David Tallichet gives a little TLC to Doris’s No 2 Pratt & Whitney Twin Wasp engine at Grand Rapids. Built by Consolidated at Fort Worth, Texas, this Liberator saw service with the RAF as KH401, as which it served with No 357 Sqn in northern India on long-range sorties as far afield as Malaya and Sumatra. It later served with No 232 Sqn at Poona in central western India until it was struck off RAF charge on September 20, 1946.
Consolidated Liberator Delectable Doris in a gin-clear sky while operating as part of David Tallichet’s Military Aircraft Restoration Corp during 1980-94.
No 2 engine undergoes a running test before the flight to Buffalo - it was a very different experience from the author’s regular day job, flying corporate jets around Europe for the Ford Motor Company, although his experience on flying the Douglas DC-3 for Skyways Coach-Air stood him in good stead.
The author poses for a photograph with his new paramour, Delectable Doris, at Grand Rapids, Michigan, on August 10, 1989.
The Vargas-style artwork of "Delectable Doris" painted on the port side of the Liberator’s front fuselage. The original Delectable Doris, of the 566th BS, 389th BG, was lost on an Eighth Air Force raid on February 3, 1945, when more than 1,200 B-17s and B-24s bombed marshalling yards in Berlin and a synthetic oil plant at Magdeburg in central Germany.
With a cough and a puff of smoke, No 3 engine is started at Grand Rapids. Note the nose artwork is on the port side only. After leaving RAF service, this machine served with the Indian Air Force, which acquired a number of examples refurbished by Indian company HAL after they had been appropriated from abandoned RAF stocks in India.

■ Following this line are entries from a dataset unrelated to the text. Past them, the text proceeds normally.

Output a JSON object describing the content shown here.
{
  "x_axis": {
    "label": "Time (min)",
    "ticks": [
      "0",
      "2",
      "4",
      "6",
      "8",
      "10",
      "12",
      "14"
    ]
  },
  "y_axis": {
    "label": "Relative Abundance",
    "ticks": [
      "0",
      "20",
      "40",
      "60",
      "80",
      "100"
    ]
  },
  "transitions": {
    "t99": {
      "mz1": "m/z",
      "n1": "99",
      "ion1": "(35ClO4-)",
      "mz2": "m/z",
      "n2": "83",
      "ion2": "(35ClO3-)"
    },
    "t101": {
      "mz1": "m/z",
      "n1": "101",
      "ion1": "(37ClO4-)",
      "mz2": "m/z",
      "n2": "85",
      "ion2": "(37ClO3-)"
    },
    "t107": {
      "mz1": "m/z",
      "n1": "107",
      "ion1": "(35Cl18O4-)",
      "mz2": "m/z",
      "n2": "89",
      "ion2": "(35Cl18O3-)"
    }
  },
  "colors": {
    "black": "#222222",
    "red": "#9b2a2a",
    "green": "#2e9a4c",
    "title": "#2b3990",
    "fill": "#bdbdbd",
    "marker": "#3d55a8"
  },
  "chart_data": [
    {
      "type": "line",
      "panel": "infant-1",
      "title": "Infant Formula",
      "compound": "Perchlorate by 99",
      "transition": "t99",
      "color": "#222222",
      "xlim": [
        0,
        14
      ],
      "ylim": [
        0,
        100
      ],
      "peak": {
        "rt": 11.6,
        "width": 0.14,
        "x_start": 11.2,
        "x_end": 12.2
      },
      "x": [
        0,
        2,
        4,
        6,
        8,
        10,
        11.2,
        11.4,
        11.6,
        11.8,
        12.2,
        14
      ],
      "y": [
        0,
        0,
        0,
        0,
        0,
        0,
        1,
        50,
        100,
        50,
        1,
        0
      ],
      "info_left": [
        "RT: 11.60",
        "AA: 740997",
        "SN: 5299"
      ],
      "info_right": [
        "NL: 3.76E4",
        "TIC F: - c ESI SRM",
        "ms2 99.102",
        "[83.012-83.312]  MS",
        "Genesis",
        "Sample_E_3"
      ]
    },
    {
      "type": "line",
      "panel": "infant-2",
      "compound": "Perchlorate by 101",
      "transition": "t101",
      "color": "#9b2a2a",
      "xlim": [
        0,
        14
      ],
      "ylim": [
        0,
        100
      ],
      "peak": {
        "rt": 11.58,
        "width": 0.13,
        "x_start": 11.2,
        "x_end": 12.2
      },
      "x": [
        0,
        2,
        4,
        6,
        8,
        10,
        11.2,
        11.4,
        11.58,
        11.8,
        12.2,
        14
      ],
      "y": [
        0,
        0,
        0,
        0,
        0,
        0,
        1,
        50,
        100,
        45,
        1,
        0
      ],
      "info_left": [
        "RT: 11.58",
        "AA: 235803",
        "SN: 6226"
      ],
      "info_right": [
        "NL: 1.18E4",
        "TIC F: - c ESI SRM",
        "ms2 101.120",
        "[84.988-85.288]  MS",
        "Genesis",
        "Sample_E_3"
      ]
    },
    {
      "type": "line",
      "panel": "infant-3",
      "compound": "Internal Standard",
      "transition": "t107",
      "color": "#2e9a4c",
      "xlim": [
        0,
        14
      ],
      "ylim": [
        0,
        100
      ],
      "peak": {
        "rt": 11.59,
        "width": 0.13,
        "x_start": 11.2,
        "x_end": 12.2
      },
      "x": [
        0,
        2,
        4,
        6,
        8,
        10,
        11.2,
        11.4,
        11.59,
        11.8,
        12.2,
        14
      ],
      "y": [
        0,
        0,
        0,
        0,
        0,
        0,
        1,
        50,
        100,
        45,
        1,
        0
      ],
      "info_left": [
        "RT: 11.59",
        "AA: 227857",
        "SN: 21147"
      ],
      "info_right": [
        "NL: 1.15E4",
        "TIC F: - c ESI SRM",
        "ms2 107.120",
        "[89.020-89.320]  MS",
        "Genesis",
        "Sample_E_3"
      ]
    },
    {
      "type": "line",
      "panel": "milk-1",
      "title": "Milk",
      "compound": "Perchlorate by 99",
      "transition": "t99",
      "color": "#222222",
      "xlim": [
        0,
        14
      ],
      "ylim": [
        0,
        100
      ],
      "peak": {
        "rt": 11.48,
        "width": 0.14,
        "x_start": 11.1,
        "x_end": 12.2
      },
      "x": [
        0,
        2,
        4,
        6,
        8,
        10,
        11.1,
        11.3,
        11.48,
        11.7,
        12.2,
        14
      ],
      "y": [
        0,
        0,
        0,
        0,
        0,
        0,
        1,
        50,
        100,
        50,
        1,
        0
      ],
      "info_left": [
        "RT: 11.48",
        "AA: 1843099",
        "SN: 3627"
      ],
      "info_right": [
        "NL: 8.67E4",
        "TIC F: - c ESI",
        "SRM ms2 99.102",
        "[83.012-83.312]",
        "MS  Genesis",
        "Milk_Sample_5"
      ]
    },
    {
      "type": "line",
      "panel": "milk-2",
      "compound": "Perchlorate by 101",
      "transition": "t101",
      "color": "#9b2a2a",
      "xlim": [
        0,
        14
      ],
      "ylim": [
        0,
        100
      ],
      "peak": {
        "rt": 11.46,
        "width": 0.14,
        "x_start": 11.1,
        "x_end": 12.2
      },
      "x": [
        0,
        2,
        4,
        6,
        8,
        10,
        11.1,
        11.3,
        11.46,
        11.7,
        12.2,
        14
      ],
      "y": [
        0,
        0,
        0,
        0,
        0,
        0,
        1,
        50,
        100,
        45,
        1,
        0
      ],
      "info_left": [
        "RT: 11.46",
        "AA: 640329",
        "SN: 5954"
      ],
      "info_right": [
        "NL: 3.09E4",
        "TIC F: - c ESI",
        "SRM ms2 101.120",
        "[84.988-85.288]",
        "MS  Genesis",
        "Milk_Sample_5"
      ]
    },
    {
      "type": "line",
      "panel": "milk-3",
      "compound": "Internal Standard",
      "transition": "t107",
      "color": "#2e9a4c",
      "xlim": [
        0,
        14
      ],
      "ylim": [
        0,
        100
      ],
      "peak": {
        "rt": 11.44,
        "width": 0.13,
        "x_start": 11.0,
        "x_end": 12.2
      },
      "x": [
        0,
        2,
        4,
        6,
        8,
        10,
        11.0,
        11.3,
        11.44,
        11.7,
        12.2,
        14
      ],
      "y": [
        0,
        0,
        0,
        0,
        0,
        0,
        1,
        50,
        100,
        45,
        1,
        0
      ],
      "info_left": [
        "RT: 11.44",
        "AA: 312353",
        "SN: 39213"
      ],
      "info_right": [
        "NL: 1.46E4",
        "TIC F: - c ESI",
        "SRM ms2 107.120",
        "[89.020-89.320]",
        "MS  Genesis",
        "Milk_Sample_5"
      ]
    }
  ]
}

On June 1, 1975, at Duxford, the original Doris and her husband William Graff approved the newly applied reconstruction of the original nose art and christened David Tallichet’s B-24 (as seen here). The occasion was the 28th Reunion of the Second Air Division Association, held in Norwich during May 30 - June 14 that year.
It was hoped that Delectable Doris would return to Britain to commemorate the 50th anniversary of the first arrival of USAAF wartime units in the UK in 1992. The author canvassed support from Ford, which built numerous examples of the bomber, but it came to naught. In late 1994 Tallichet sold Doris to Kermit Weeks in Florida.
The author (left) at the controls of the Liberator during the Grand Rapids - Buffalo flight, with David Tallichet in the righthand seat.
The "office" of the Liberator, with basic flying instruments ranged to the left for the pilot and the engine controls to the right for the copilot, including the two paired manifold pressure gauges inside a red-taped box, below which are the r.p.m. gauges in a white box, to the right of which are the oil pressure gauges in a yellow box.